So there I was, walking, looking around. Fear accompanied me, kept in the side pocket of my old black cardigan. Although I was wearing dark clothes, an oversized black tee, black skinny pants, my cardigan, and the exception, my tan colored Keds, I felt so light as if I only have me and my thoughts, unable to decipher which was real and not, I left it like that. Without a particular direction I trusted my feet to take the lead. The road was poorly lit, I barely saw what lay a few yards ahead even with my eyeglasses but still I went on. I came across an old man collecting old coins. I didn't bother looking since coins never had my interest. Some passersby took a halt maybe just out of curiosity and like me, just went on.
Finally, a crossroad! I had three good choices and without thinking, I automatically turned left as if some negative pole of a magnet attracted to the positive pole of that narrow road. I can always go back, I thought. There were stores and small to medium-sized houses. The road was fairly lit compared to the former. About 6 blocks ahead stood a waiting shed beside a slightly tinted old telephone booth. Was there a person inside? I couldn't tell but I was certain something kept moving. I moved forward, and finally saw it, a young man was on the phone in the booth. I decided to walk towards the shed and sat at a long bench. A few minutes passed and he was done and went out.
Wow! He was one attractive young man! Dark brown hair, deep eyes I was about to drown the moment I saw them, and his nose looked perfect. He was wearing a plain white shirt, a jacket about the same as his hair color, black pants, and a pair of Vans sneakers. just my type I thought. Did I hear myself right? Just my type? I threw my thoughts away and stared at the light post a few yards away. I love light posts.
I heard my heart beat faster as I saw him sat on the same bench two feet distant. If he had heard my thumping heart I'd be very embarrassed. I heard him murmur something but didn't dare look. He might just be talking to himself like what I do most of the time, right? But then he said something louder again and felt that he was talking to me so I turned and smiled. 'I've been waiting for a cab for 30mins now but not one passed by without a passenger.' I just nodded. 'Are you also waiting for one?' He asked. 'No, sir.' I answered. I could have said yes because I was a bit tired and could have been lost but anyway. He nodded, then came silence. I became more at ease. Silence was always a friend of mine.

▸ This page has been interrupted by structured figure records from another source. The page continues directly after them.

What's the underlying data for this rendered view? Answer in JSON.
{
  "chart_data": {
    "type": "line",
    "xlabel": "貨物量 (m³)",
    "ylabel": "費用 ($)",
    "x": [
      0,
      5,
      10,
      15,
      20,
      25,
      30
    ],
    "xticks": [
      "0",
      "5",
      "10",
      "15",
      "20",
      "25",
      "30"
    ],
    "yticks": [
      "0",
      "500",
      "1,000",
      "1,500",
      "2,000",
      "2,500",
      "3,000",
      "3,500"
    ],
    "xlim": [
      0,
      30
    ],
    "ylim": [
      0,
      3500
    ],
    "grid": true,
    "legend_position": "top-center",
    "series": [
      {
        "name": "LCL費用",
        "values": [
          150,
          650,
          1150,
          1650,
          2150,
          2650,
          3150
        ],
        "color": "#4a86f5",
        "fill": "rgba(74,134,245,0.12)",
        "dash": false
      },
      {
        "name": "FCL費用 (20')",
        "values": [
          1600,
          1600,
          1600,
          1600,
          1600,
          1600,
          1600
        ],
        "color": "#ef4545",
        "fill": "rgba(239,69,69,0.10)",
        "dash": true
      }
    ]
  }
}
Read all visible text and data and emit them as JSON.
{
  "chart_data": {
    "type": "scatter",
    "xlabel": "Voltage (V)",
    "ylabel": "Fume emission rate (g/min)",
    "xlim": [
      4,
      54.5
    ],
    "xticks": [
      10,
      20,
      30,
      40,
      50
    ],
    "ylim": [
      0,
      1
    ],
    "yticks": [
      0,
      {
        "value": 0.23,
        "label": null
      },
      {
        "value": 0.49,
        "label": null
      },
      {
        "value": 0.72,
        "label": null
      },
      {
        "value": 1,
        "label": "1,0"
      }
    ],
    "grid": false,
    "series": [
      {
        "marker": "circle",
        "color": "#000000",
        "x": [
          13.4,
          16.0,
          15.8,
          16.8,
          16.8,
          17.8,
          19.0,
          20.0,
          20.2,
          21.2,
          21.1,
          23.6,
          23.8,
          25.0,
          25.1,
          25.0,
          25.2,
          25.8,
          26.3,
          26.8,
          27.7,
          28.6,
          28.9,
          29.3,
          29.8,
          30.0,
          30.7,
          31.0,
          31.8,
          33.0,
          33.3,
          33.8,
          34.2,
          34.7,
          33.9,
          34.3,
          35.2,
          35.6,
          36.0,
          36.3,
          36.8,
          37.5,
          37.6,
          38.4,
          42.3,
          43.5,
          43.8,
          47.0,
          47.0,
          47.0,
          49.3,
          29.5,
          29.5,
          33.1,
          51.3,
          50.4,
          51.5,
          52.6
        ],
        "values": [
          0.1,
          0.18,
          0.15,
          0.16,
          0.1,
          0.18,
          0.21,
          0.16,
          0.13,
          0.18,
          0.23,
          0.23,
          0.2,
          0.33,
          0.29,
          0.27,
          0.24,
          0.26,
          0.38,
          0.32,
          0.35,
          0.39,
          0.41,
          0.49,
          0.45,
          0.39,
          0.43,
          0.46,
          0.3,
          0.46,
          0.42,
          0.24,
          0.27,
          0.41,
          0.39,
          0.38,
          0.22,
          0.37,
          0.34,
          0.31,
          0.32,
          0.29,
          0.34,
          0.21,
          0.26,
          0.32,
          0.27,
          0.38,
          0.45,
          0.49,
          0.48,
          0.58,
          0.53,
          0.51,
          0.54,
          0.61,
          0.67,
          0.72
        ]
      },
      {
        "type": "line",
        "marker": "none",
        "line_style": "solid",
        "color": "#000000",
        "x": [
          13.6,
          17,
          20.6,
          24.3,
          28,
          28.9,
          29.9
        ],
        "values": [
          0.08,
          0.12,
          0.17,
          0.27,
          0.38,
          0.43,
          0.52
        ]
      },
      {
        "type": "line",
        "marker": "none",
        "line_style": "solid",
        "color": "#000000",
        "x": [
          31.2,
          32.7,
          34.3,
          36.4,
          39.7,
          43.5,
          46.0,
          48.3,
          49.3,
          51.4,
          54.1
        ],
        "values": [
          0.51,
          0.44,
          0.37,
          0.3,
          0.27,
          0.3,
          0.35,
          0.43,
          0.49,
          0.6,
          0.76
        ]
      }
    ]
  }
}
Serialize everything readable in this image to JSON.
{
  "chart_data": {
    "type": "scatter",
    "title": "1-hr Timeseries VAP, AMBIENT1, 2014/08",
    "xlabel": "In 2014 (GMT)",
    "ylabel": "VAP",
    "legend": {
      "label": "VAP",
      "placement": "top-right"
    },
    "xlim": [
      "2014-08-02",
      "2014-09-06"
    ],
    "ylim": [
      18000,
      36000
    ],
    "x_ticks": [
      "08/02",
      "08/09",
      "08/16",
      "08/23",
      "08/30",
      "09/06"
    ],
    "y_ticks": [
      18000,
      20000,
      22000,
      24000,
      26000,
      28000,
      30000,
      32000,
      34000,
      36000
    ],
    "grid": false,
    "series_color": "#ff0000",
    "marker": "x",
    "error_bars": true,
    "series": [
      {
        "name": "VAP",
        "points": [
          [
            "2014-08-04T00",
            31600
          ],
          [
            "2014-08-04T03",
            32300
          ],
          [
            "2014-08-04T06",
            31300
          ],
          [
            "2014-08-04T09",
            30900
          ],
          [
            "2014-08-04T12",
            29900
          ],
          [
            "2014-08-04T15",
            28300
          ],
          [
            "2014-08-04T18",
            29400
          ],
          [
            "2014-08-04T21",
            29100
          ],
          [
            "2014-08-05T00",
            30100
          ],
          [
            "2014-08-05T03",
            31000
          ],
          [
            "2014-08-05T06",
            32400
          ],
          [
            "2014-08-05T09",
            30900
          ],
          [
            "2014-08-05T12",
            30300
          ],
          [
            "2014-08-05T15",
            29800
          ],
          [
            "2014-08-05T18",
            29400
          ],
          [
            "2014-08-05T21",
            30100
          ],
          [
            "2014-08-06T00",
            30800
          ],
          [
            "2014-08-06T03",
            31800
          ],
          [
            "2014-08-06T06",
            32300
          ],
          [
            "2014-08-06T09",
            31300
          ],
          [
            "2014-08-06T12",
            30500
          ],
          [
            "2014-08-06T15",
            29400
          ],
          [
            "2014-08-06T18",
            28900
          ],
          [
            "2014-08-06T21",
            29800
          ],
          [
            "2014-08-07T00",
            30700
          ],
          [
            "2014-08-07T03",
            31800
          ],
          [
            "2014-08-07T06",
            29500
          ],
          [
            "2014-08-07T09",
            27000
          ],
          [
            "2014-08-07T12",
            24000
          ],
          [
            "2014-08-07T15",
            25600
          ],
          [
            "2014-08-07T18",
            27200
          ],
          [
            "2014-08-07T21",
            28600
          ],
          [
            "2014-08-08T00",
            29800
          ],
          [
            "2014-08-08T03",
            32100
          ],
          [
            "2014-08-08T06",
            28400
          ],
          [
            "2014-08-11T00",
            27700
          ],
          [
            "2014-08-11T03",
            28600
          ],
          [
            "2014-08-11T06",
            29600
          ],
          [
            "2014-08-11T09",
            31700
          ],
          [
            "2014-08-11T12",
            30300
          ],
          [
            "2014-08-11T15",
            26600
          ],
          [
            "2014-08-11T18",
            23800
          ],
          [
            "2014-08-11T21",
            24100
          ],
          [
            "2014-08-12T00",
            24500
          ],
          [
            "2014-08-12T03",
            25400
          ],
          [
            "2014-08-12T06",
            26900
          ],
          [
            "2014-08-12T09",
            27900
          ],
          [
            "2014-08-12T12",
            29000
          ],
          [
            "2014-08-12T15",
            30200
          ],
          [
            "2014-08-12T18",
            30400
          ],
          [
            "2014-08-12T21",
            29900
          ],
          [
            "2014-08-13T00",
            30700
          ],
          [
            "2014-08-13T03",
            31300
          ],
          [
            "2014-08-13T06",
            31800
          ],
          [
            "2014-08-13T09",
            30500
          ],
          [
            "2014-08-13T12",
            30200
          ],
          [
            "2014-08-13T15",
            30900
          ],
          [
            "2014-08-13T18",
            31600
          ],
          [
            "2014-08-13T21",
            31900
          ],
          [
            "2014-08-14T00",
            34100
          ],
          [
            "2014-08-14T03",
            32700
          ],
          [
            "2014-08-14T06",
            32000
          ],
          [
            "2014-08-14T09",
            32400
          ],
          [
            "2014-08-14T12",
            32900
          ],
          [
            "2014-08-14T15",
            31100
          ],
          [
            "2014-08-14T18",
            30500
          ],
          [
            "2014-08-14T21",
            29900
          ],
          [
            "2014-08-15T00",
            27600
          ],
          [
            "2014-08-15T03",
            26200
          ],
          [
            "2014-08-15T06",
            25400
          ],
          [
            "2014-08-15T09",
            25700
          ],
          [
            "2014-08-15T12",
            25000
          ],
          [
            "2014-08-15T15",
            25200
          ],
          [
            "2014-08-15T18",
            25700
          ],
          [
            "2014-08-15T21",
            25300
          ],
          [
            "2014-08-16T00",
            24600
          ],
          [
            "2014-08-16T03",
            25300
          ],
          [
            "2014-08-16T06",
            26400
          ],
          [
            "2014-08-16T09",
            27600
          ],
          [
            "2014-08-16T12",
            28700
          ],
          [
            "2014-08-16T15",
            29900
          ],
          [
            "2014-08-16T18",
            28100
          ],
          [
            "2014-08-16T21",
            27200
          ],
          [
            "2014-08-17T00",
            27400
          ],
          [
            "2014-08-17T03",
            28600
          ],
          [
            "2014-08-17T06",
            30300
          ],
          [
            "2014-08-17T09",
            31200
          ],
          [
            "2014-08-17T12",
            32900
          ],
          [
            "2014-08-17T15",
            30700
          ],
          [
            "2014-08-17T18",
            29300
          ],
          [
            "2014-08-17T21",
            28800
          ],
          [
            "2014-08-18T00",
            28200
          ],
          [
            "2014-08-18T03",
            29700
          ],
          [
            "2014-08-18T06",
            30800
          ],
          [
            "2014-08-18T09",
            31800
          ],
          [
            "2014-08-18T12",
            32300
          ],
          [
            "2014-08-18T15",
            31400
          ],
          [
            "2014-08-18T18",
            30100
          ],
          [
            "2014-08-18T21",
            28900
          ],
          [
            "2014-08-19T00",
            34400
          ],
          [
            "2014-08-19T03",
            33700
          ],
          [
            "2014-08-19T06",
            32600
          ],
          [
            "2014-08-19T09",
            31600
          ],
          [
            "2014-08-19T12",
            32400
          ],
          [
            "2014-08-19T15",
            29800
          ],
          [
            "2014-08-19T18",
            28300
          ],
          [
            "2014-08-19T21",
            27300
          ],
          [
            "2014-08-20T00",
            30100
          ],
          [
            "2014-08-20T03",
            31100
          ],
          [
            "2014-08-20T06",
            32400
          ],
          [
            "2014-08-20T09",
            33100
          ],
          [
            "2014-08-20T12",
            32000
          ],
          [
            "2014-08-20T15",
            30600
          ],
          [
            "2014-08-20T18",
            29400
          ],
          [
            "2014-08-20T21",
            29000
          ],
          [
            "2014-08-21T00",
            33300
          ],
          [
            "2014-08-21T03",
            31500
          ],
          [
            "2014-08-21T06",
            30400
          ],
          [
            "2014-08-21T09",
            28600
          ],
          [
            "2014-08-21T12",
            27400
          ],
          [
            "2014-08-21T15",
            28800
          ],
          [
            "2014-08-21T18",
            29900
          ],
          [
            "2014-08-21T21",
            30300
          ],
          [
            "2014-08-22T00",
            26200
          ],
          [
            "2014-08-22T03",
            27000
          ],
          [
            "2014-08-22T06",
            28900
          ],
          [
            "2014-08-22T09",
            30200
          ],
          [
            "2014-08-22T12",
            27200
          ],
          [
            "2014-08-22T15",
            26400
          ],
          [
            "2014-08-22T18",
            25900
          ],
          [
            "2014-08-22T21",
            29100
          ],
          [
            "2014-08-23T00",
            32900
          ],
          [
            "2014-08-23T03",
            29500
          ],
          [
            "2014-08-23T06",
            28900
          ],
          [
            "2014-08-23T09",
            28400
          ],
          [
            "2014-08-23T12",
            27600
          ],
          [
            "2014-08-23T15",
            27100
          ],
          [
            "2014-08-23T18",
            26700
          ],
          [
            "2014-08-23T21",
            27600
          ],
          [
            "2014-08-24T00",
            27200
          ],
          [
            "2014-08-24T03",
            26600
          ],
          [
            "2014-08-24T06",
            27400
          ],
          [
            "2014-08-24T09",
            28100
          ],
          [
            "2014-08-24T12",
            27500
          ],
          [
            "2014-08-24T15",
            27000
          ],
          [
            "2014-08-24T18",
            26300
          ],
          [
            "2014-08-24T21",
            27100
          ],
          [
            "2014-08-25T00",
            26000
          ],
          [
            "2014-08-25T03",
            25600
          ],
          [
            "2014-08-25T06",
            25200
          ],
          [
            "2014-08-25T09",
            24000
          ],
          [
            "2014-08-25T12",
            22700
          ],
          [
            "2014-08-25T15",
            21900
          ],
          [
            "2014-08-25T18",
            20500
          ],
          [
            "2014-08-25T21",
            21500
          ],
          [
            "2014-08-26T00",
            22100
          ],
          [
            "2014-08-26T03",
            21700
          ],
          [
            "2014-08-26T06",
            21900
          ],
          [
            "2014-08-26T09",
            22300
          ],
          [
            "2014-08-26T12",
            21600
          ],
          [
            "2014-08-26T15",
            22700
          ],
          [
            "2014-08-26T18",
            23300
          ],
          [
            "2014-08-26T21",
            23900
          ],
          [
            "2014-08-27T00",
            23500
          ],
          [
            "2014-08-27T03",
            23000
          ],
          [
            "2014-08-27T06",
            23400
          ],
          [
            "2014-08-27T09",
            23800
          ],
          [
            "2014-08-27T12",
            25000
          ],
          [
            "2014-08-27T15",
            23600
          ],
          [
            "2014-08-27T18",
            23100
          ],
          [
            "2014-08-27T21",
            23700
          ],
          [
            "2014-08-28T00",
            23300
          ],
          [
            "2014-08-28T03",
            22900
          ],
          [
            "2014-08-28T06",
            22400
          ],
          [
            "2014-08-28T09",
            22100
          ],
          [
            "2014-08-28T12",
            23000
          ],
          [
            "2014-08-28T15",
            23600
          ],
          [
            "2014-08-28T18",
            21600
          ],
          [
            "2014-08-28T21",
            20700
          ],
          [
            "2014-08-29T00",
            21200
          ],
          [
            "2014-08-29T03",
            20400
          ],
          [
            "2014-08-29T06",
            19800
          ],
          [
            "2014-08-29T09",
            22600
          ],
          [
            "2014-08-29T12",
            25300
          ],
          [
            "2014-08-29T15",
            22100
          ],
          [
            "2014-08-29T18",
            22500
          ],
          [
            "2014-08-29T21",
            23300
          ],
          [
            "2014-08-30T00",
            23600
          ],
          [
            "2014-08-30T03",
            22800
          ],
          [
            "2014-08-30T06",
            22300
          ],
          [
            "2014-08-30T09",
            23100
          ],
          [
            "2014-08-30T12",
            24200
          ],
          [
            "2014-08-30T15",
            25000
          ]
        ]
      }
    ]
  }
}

He got up, took a step towards me then sat just a few inches beside me. God, my heart beat faster and louder I almost couldn't breathe! 'That telephone booth has been my favorite since I was in grade school. That's where I call my parents to tell them I'm home before we had our own telephone line. I live nearby. Sometimes, just so I can take a stroll, I walk all the way from our house and use that to phone my girlfriend...' After he said 'girlfriend' I didn't hear what went after, my ears chose to become shut. My heart sank. But why? I just met this man! I don't even know him! He could be a killer or a rapist just trying to play cool to get me! I told myself to calm down and prepare to run just in case.
'So, are you also living nearby?' He asked.
'No, but I've been here a few times already.' I lied. I did not want to give him the idea that I've walked a good distance now and I'm kind of lost. I live next town but just got curious so I got out the bus and tried to check what's in here.
'Oh. I also thought so. I've never seen you around here before.'
And why would he even notice? I'm almost like invisible to many. I've kept myself that way. But why am I upset? Ever since I heard him say girlfriend I pushed myself away, not physically, though.
'My girlfriend died 5 months ago. We've been together for almost three years now. But a plane crash took her life.'
'I'm sorry to hear that' was all I can say. But it made me more comfortable talking to him after he said that, but I was really sorry to know how their relationship ended.
A cab was heading towards us, I was half hoping it was occupied. How rude of me but I still wanted our nice chat to go on and on. It was a little past 6 pm but I didn't mind.
It was empty! The cab! My heart sank again, this time deeper. I didn't want him to leave yet. He got up, about to raise his arm and hail the cab but didn't. I got confused. Why?
'I thought you were waiting for a cab? It said 'vacant' but you didn't...' He stopped me.
'I could stay a little longer. It's still early anyway.'
That moment, I knew I was attracted to this good looking stranger.